Monday, August 2, 2010
‘Black box’ recovered from Pakistan crash site
Policemen and soldiers worked through heavy rain to search for bodies and the flight data recorder at the site of the Airblue plane crash in Islamabad’s Margalla Hills on July 29, 2010.
Pakistani investigators found today the data recorder from AirBlue flight 202, which crashed in heavy rain near Islamabad this week killing all 152 people onboard, officials said.
The Airbus 321 crashed on Wednesday into a steep and heavily wooded hillside overlooking the capital shortly before landing after a flight from the southern port city of Karachi.
“It (the data recorder) has been recovered from the scene, from the tail of the plane,” Interior Minister Rehman Malik told reporters near the site of the crash.

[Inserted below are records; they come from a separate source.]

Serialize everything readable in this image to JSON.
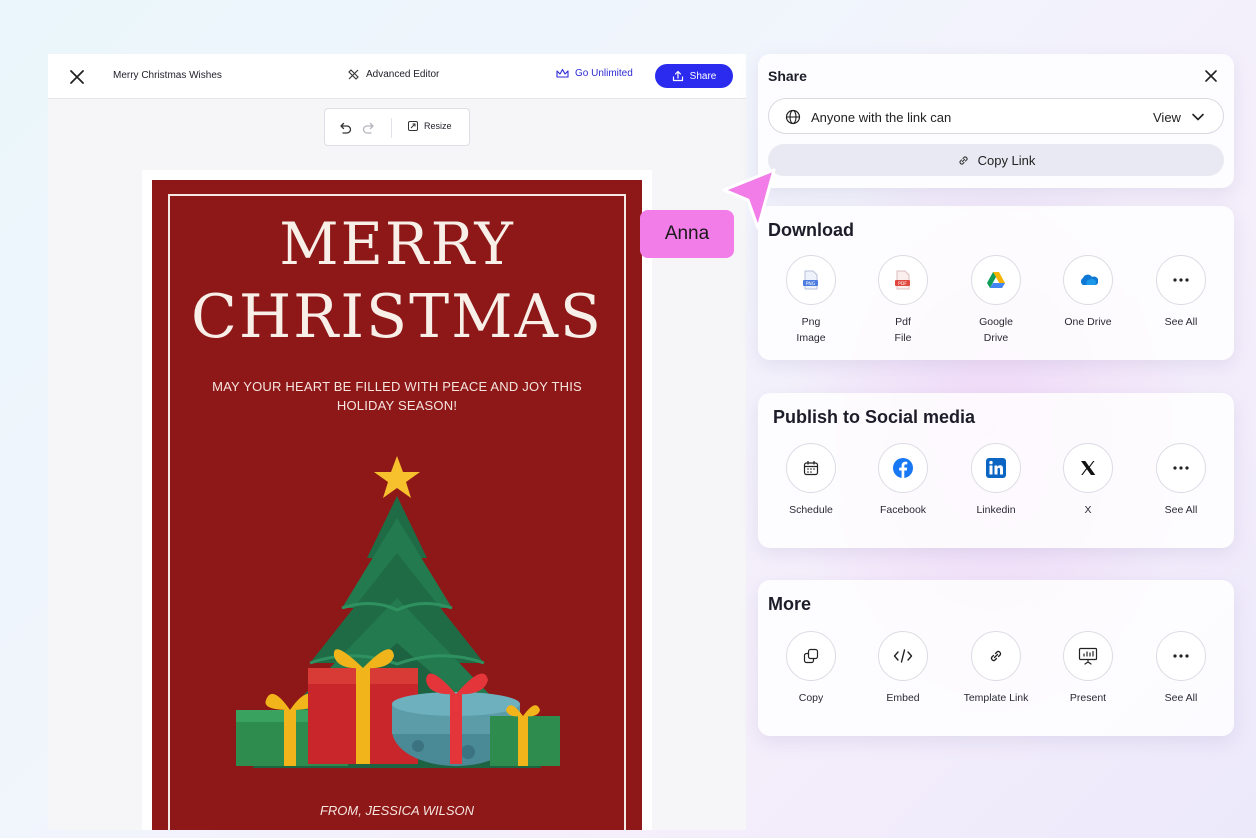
{
  "editor": {
    "doc_title": "Merry Christmas Wishes",
    "advanced_editor": "Advanced Editor",
    "go_unlimited": "Go Unlimited",
    "share": "Share",
    "resize": "Resize"
  },
  "card": {
    "line1": "MERRY",
    "line2": "CHRISTMAS",
    "wish": "MAY YOUR HEART BE FILLED WITH PEACE AND JOY THIS HOLIDAY SEASON!",
    "from": "FROM, JESSICA WILSON"
  },
  "share_panel": {
    "title": "Share",
    "access_text": "Anyone with the link can",
    "access_value": "View",
    "copy_link": "Copy Link"
  },
  "download": {
    "title": "Download",
    "options": [
      {
        "label": "Png\nImage",
        "icon": "png-file-icon"
      },
      {
        "label": "Pdf\nFile",
        "icon": "pdf-file-icon"
      },
      {
        "label": "Google\nDrive",
        "icon": "google-drive-icon"
      },
      {
        "label": "One Drive",
        "icon": "onedrive-icon"
      },
      {
        "label": "See All",
        "icon": "more-dots-icon"
      }
    ]
  },
  "social": {
    "title": "Publish to Social media",
    "options": [
      {
        "label": "Schedule",
        "icon": "calendar-icon"
      },
      {
        "label": "Facebook",
        "icon": "facebook-icon"
      },
      {
        "label": "Linkedin",
        "icon": "linkedin-icon"
      },
      {
        "label": "X",
        "icon": "x-logo-icon"
      },
      {
        "label": "See All",
        "icon": "more-dots-icon"
      }
    ]
  },
  "more": {
    "title": "More",
    "options": [
      {
        "label": "Copy",
        "icon": "copy-icon"
      },
      {
        "label": "Embed",
        "icon": "code-icon"
      },
      {
        "label": "Template Link",
        "icon": "link-icon"
      },
      {
        "label": "Present",
        "icon": "present-icon"
      },
      {
        "label": "See All",
        "icon": "more-dots-icon"
      }
    ]
  },
  "collaborator": {
    "name": "Anna",
    "color": "#f27ce8"
  },
  "colors": {
    "accent": "#2b2bf0",
    "card_red": "#8e1718"
  }
}
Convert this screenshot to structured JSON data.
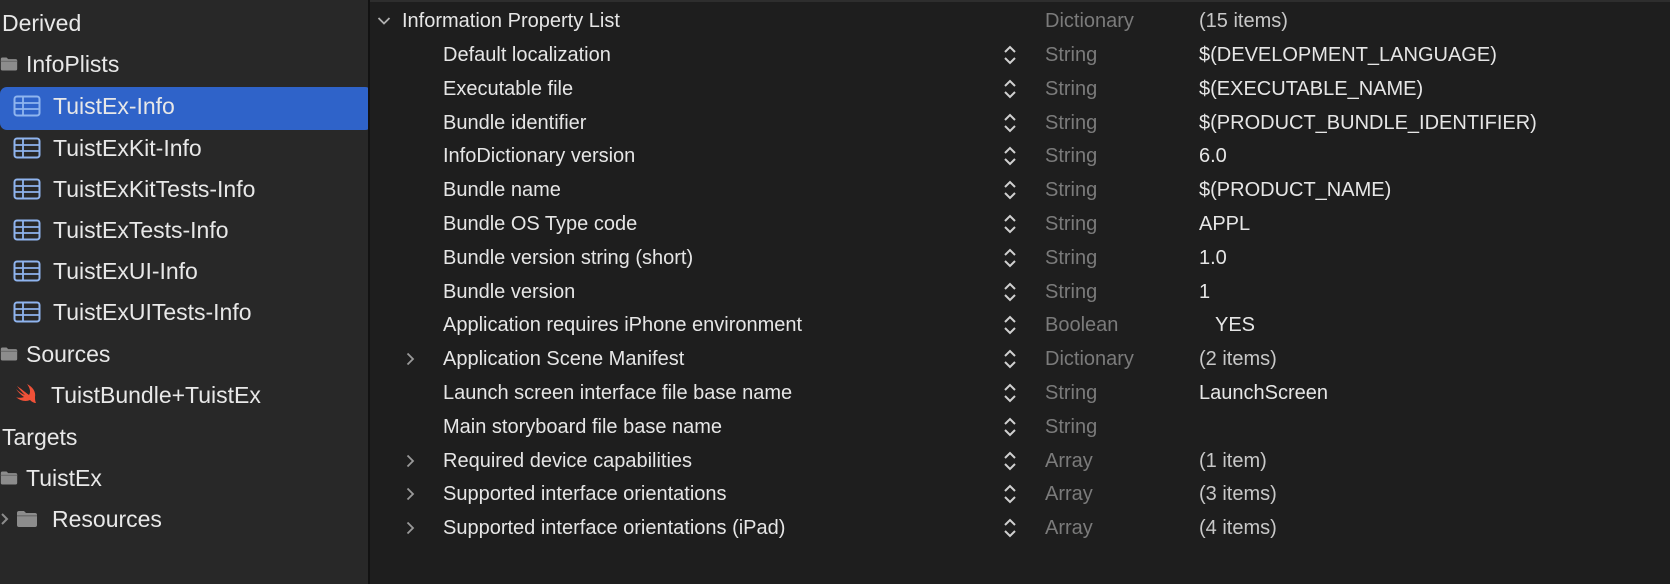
{
  "sidebar": {
    "items": [
      {
        "label": "Derived",
        "icon": "none",
        "kind": "header"
      },
      {
        "label": "InfoPlists",
        "icon": "folder-icon",
        "kind": "group"
      },
      {
        "label": "TuistEx-Info",
        "icon": "plist-icon",
        "kind": "file",
        "selected": true
      },
      {
        "label": "TuistExKit-Info",
        "icon": "plist-icon",
        "kind": "file"
      },
      {
        "label": "TuistExKitTests-Info",
        "icon": "plist-icon",
        "kind": "file"
      },
      {
        "label": "TuistExTests-Info",
        "icon": "plist-icon",
        "kind": "file"
      },
      {
        "label": "TuistExUI-Info",
        "icon": "plist-icon",
        "kind": "file"
      },
      {
        "label": "TuistExUITests-Info",
        "icon": "plist-icon",
        "kind": "file"
      },
      {
        "label": "Sources",
        "icon": "folder-icon",
        "kind": "group"
      },
      {
        "label": "TuistBundle+TuistEx",
        "icon": "swift-icon",
        "kind": "file"
      },
      {
        "label": "Targets",
        "icon": "none",
        "kind": "header"
      },
      {
        "label": "TuistEx",
        "icon": "folder-icon",
        "kind": "group"
      },
      {
        "label": "Resources",
        "icon": "folder-icon",
        "kind": "group-collapsed"
      }
    ]
  },
  "plist": {
    "root": {
      "key": "Information Property List",
      "type": "Dictionary",
      "value": "(15 items)"
    },
    "rows": [
      {
        "key": "Default localization",
        "type": "String",
        "value": "$(DEVELOPMENT_LANGUAGE)",
        "expandable": false
      },
      {
        "key": "Executable file",
        "type": "String",
        "value": "$(EXECUTABLE_NAME)",
        "expandable": false
      },
      {
        "key": "Bundle identifier",
        "type": "String",
        "value": "$(PRODUCT_BUNDLE_IDENTIFIER)",
        "expandable": false
      },
      {
        "key": "InfoDictionary version",
        "type": "String",
        "value": "6.0",
        "expandable": false
      },
      {
        "key": "Bundle name",
        "type": "String",
        "value": "$(PRODUCT_NAME)",
        "expandable": false
      },
      {
        "key": "Bundle OS Type code",
        "type": "String",
        "value": "APPL",
        "expandable": false
      },
      {
        "key": "Bundle version string (short)",
        "type": "String",
        "value": "1.0",
        "expandable": false
      },
      {
        "key": "Bundle version",
        "type": "String",
        "value": "1",
        "expandable": false
      },
      {
        "key": "Application requires iPhone environment",
        "type": "Boolean",
        "value": "YES",
        "expandable": false
      },
      {
        "key": "Application Scene Manifest",
        "type": "Dictionary",
        "value": "(2 items)",
        "expandable": true
      },
      {
        "key": "Launch screen interface file base name",
        "type": "String",
        "value": "LaunchScreen",
        "expandable": false
      },
      {
        "key": "Main storyboard file base name",
        "type": "String",
        "value": "",
        "expandable": false
      },
      {
        "key": "Required device capabilities",
        "type": "Array",
        "value": "(1 item)",
        "expandable": true
      },
      {
        "key": "Supported interface orientations",
        "type": "Array",
        "value": "(3 items)",
        "expandable": true
      },
      {
        "key": "Supported interface orientations (iPad)",
        "type": "Array",
        "value": "(4 items)",
        "expandable": true
      }
    ]
  },
  "colors": {
    "selection": "#2f63c9",
    "sidebar_bg": "#282828",
    "editor_bg": "#1e1e1e",
    "type_text": "#7b7b7b",
    "swift_orange": "#f05138"
  }
}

The Director General of the Civil Aviation Authority, Junaid Ameen, told the private television channel Geo that both the cockpit voice recorder and the flight data recorder – the so-called “black box” – had been found.
Thick fog and rainy weather are considered the most likely reasons for the worst aviation accident on Pakistani soil.
While Wednesday’s crash is the worst aviation accident inside Pakistan, the state-owned airline PIA has had worse disasters. In 1979 and 1992, PIA jets crashed in Jeddah, Saudi Arabia and Kathmandu, Nepal, killing 156 and 167 people, respectively.
Within Pakistan, the last major aviation accident was in 2006 when a PIA plane crashed near the central city of Multan killing 45 people.